Lawsuit: Denver police trying to suppress Occupy protest
DENVER — Seven Occupy Denver demonstrators and supporters filed a lawsuit in federal court yesterday accusing Denver police and city officials of trying to suppress the protest by arresting or harassing them — including writing traffic tickets for drivers who honk their horns in support.
The lawsuit cites nearly 100 arrests of protesters in raids on Occupy Denver encampments near the state Capitol in Denver.
Two of the plaintiffs said they were ticketed for honking their horns in a show of support when they drove past the encampment. Another said he was ticketed for stopping briefly in a no-parking zone to give a protester a cap.

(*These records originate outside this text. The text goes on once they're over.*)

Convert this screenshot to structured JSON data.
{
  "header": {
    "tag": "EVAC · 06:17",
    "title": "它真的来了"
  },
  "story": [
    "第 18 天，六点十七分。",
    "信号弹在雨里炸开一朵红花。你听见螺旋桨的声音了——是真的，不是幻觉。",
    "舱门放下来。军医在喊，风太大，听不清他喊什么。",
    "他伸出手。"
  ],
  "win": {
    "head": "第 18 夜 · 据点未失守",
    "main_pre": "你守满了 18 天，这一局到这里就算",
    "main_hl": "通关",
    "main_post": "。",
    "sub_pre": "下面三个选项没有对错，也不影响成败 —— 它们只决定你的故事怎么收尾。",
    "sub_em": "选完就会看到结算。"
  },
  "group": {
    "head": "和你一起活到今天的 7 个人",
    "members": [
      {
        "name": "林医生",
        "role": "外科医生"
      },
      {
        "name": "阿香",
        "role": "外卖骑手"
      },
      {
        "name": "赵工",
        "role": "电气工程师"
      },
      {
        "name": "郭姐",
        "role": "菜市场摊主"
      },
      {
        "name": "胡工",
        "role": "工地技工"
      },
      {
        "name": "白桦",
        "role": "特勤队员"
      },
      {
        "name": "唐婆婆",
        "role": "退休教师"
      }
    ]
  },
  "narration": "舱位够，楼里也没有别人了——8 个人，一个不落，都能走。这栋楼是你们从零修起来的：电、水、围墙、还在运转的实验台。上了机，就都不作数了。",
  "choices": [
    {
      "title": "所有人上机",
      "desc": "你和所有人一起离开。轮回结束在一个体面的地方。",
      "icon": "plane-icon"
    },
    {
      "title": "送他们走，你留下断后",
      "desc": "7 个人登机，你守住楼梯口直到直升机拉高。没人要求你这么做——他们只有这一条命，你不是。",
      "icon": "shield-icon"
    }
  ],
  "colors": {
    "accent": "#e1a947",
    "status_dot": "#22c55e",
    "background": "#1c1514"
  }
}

The other four plaintiffs said the arrests and tickets have had a chilling effect on their First Amendment rights.
Their lawyer, Denver civil rights attorney David Lane, said the lawsuit was filed yesterday.
The lawsuit asks a judge to order police to halt the alleged attempts to stop the protest.
Police spokesman John White said the department did not have a concerted effort to ticket people for honking or stopping. He referred other questions to the city attorney’s office. An attorney there didn’t return a call for comment in time for this story.
The lawsuit says city officials devised a plan Oct. 13 to silence the protesters by selectively enforcing city ordinances on honking, parking, sidewalk rights of way and park hours. That was followed by four raids when police made about 97 arrests, the lawsuit says.
The suit also cites a notice posted near the protesters’ encampment warning them of an ordinance that forbids leaving anything on streets and sidewalks. The notice says people could be sentenced to a year and jail and fined $999 if they are convicted of violating the ordinance.
“The sole reason for ticketing protesters who have put small items on the sidewalk is to punish them and to retaliate against them for their First Amendment protected speech,” the suit says.